Rebels Get By With a Little Help From Their Foreign Friends
KINSHASA, CONGO — Despite vehement denials by the triumphant forces of Laurent-Desir Kabila, military analysts agree that their war could not have been waged without foreign help.
One diplomat estimates that of the total 30,000 to 40,000 fighters, 2,000 to 3,000 were foreigners who formed a cadre of the most experienced, best-trained men. Of that number, perhaps up to 1,500 were from neighboring Angola. About 500 came from Rwanda and Uganda.
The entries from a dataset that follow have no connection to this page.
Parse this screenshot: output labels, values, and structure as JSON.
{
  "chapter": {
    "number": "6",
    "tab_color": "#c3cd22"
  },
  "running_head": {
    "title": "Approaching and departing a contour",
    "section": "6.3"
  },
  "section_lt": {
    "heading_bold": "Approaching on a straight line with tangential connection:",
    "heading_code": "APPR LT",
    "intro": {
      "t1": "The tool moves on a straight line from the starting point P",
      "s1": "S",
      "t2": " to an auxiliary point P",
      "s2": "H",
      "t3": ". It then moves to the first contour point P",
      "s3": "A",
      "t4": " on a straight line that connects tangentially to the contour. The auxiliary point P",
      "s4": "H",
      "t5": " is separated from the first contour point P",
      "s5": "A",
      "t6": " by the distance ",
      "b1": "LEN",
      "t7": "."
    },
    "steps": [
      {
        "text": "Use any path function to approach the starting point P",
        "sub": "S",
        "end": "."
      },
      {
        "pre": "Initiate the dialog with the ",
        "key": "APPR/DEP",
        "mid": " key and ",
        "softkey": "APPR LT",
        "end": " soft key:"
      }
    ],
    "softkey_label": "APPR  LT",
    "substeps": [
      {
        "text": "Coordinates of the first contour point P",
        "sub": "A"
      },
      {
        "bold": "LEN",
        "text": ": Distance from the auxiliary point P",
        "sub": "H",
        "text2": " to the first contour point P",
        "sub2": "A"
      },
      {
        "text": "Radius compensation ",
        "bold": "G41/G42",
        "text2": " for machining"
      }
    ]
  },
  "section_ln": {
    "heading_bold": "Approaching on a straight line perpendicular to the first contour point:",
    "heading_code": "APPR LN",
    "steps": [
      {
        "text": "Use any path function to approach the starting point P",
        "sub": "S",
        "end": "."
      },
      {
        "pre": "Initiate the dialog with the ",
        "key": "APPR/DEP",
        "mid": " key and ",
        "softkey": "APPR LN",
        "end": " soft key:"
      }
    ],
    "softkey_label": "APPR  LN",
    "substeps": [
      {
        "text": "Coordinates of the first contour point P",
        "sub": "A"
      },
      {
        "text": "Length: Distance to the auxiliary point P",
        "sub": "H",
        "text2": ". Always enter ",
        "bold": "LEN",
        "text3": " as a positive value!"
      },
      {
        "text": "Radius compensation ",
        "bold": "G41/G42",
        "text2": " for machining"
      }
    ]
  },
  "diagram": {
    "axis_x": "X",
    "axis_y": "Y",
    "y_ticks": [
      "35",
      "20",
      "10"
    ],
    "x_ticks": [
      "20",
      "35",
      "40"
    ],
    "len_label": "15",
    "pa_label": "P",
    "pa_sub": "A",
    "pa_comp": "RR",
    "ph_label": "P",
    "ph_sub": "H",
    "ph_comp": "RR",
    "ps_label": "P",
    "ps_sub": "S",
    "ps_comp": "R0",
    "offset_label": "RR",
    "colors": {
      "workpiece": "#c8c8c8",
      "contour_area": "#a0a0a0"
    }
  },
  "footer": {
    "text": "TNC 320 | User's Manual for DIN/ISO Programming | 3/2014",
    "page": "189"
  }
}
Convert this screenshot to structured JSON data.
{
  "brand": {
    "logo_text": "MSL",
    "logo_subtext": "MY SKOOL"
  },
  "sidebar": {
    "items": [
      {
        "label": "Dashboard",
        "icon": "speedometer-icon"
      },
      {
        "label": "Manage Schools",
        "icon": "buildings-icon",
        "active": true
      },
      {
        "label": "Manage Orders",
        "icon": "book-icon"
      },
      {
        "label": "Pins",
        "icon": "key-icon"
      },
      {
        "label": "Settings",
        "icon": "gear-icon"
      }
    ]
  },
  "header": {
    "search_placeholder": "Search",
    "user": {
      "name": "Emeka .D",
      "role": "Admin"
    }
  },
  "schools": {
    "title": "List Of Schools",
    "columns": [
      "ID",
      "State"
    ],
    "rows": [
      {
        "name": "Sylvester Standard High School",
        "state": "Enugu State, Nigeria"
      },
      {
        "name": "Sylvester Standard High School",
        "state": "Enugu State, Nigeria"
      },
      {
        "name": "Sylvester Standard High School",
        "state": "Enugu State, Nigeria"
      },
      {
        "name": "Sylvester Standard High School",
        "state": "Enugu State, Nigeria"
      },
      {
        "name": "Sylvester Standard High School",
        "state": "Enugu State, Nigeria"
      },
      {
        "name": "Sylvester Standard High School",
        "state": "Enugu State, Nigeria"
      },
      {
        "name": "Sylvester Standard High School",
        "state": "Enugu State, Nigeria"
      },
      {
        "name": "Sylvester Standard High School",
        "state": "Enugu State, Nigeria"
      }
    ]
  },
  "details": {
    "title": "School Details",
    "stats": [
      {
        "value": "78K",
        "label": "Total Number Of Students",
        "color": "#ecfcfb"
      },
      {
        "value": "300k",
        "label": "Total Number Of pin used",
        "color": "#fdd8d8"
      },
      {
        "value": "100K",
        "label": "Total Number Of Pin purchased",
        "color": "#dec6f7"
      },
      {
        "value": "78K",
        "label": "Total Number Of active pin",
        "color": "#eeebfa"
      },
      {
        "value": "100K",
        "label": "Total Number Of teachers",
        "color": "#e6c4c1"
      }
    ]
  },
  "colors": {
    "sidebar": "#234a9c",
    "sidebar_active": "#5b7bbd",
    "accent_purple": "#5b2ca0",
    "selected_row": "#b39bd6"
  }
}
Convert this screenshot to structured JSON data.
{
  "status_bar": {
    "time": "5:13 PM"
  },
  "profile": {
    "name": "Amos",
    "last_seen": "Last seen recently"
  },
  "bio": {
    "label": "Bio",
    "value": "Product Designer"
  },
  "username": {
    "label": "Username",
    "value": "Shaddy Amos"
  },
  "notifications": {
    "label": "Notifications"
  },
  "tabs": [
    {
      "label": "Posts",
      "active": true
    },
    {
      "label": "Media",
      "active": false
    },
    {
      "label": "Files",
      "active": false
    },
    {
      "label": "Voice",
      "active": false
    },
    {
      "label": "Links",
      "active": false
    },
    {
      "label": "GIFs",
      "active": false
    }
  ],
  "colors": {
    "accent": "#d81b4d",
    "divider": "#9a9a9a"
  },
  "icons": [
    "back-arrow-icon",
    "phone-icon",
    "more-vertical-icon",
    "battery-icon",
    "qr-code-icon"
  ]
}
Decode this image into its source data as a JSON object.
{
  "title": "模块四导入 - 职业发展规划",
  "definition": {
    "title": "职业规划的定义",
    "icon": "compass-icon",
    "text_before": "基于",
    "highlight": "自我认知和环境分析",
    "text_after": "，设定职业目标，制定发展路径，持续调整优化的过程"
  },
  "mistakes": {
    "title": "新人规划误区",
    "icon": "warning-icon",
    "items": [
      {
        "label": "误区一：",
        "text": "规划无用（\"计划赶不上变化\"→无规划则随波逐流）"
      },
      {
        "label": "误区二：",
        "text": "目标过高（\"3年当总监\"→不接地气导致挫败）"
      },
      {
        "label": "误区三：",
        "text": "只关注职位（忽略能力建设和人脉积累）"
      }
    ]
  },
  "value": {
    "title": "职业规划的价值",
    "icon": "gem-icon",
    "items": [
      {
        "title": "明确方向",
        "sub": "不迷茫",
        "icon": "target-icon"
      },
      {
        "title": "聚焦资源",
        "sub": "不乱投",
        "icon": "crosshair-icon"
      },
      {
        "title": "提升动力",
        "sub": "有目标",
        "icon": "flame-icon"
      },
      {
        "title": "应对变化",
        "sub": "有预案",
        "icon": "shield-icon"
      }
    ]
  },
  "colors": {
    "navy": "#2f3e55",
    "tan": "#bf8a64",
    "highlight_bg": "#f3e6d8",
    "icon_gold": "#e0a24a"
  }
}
Rwanda provided the main financial support, with one foreign military source estimating that as much as $3 million was provided to Mr. Kabila's Alliance of Democratic Forces for the Liberation of Congo-Zaire.
Analysts said the initial logistical support came from Rwanda and Uganda, which provided trucks, ammunition, mortars, and training to a beginning force of 2,000 fighters. Of that number, perhaps half were ethnic Tutsis known as Banyamulenge from eastern Zaire or were Zairean dissidents. They were joined by about 500 battle-hardened troops from Rwanda and Uganda, according to one source.
Now-deposed President Mobutu Sese Seko had alienated the governments of Angola, Uganda, and Rwanda by allowing rebel movements in those countries to use Zaire as a haven.